Эдвард бросил на Альфонса косой взгляд.

— Заметил, да?

— Ты несколько раз останавливал замах или колебался, ага. Неприятные удары.

— Я никого не убил, — Эдвард вздохнул. — Надеюсь.

— Но тебе приходилось всерьез драться за свою жизнь. Мне — нет. Ну… не руками, во всяком случае.

— Всякое было.

Они посмотрели друг на друга, улыбнулись одинаково, знакомо — и что-то натянулось и лопнуло в темноте импровизированного ангара. Они так давно не виделись и так не были похожи ни внешне, ни манерами, что почти забыли о том, что почти одинаковы. И до чего приятно было вспомнить.

Разговаривать после этого стало намного легче.

У Эдварда в ангаре оказалось полбочонка терпкого синского пива, и какие-то чуть черствые лепешки, остро пахнущие шалфеем, и причудливые мясные закуски, в которых Альфонс узнал плоды дворцовой кухни. У Альфонса не было припасов кроме своих алхмических тетрадей, но его записи удостоились беглого просмотра и жарких обсуждений тут же, в свете керосиновой лампы.

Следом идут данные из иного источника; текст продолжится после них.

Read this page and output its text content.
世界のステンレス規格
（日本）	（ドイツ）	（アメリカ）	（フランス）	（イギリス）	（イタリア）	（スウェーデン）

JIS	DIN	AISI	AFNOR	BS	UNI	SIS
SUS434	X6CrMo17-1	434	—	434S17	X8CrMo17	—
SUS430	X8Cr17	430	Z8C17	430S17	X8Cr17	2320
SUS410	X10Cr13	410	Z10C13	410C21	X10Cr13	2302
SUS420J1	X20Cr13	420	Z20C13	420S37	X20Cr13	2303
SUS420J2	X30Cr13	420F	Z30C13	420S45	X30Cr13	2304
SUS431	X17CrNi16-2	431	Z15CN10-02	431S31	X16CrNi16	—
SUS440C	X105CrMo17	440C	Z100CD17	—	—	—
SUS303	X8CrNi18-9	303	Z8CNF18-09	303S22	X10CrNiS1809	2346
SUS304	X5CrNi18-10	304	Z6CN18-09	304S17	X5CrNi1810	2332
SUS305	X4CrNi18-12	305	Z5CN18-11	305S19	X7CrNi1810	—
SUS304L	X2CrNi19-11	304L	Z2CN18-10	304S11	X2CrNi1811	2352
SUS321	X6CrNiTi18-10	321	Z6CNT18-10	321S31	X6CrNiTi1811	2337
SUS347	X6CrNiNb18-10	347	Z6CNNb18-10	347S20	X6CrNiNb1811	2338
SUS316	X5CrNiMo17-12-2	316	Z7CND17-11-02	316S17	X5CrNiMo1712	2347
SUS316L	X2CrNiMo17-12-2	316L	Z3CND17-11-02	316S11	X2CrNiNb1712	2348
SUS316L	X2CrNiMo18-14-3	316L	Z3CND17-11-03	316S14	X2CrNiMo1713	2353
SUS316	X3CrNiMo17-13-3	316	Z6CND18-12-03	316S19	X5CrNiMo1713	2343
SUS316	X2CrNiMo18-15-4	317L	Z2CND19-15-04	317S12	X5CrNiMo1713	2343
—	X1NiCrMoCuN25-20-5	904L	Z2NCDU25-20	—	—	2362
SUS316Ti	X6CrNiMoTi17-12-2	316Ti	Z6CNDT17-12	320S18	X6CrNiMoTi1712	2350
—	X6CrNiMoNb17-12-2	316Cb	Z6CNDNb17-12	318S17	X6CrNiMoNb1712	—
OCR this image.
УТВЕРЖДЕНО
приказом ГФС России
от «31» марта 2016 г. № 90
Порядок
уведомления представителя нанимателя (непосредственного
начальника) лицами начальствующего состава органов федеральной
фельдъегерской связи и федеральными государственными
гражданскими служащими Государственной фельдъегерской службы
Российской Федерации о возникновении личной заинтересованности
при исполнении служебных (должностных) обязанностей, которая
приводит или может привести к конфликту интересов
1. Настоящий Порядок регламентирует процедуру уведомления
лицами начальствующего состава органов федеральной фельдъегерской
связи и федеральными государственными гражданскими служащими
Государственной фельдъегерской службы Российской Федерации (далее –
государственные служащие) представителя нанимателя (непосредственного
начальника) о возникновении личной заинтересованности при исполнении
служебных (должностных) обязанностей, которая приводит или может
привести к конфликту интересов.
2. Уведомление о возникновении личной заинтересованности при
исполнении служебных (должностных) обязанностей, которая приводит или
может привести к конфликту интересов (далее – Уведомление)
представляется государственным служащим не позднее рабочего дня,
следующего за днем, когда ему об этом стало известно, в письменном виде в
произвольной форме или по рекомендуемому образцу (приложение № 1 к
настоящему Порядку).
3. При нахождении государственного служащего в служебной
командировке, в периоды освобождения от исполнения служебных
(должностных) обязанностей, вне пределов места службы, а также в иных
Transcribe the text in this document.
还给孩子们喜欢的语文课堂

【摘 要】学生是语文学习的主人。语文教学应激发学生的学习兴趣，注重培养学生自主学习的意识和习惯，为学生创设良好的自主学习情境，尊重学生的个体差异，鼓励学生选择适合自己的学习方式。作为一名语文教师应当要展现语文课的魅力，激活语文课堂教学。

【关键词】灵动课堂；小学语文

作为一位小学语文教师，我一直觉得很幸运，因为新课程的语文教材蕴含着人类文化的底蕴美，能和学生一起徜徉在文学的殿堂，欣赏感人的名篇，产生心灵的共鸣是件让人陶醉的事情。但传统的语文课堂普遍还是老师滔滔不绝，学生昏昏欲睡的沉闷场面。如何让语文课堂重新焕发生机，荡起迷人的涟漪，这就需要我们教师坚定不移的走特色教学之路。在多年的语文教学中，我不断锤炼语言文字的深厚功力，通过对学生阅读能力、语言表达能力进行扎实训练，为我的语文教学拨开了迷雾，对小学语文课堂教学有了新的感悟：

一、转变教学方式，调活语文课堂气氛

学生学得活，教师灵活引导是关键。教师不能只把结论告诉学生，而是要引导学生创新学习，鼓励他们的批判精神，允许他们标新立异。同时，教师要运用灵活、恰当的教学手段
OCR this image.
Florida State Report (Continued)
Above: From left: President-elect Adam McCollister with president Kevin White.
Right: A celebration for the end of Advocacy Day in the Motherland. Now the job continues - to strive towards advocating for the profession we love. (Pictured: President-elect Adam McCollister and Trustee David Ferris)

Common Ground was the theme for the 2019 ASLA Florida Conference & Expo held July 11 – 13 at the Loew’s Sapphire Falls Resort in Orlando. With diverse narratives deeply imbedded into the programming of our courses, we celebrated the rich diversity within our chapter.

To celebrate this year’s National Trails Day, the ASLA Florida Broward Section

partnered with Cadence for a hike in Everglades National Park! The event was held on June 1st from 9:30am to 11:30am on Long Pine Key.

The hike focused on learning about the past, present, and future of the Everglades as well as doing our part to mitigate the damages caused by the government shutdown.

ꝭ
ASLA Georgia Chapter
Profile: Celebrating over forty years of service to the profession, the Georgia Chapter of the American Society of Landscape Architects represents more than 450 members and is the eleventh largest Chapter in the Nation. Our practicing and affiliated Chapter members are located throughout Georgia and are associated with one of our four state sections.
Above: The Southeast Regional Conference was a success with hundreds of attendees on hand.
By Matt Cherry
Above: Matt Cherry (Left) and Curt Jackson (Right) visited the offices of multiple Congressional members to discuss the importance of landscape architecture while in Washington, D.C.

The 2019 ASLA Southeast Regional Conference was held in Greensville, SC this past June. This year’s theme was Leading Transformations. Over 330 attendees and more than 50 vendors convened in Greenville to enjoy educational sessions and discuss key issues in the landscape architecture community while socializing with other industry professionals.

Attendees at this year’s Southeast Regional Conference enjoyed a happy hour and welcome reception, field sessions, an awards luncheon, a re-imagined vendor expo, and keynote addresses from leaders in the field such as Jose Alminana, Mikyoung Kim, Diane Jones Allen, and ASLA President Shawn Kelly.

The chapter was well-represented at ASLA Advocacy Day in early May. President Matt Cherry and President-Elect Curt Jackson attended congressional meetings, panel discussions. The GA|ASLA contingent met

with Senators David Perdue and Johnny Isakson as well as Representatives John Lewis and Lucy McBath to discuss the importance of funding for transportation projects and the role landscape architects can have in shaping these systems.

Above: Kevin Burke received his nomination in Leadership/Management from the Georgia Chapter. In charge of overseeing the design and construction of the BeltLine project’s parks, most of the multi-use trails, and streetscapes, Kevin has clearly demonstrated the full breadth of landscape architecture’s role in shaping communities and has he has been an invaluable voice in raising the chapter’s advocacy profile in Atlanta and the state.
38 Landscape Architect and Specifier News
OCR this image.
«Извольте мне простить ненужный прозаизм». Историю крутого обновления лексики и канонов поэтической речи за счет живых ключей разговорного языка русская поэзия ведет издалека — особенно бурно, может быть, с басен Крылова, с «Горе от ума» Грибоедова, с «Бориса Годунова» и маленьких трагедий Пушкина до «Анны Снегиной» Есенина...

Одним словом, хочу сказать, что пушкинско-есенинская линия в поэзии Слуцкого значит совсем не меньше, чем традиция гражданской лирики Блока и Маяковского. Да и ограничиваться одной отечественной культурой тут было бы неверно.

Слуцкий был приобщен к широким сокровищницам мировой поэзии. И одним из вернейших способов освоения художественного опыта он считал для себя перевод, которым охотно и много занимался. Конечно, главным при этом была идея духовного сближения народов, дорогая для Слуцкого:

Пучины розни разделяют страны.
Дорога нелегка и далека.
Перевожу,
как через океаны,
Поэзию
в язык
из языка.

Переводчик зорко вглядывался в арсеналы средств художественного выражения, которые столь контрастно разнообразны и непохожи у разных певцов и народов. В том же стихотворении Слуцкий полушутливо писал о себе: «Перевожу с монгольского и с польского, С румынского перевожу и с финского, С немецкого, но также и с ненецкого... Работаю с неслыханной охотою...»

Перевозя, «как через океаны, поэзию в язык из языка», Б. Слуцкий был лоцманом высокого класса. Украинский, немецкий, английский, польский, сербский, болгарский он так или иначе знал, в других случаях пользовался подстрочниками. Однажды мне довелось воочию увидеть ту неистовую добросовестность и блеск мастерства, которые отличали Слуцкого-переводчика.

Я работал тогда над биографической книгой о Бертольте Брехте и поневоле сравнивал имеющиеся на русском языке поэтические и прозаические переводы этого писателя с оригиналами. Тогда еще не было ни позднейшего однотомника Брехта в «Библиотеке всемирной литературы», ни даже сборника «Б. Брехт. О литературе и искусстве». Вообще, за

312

Братья говорили о многом, о разном, не только об алхимических опытах.

Эдвард рассказывал о кретских городах — древних, пестрых, фривольных, далеких от однообразной планировки и утилитарной монументальности Аместрис. О танцах на улицах, о цветочных рынках, о рассветах на крышах, о сумасшедшем старом художнике, в мансарде которого Эдвард две недели отсиживался после какой-то ужасно туманной переделки, и о ящерицах, которых жители одного приморского городка держали вместо домашних животных и выгуливали вдоль набережной. Говорил он и о самолетах: о конструкторах-энтузиастах, о больших международных гонках, в которых он, оказывается, принимал участие в прошлом году, и о чувстве неба.

— Погоди, Ал, увидишь завтра! — сказал он живо и изобразил рукой крутое пике.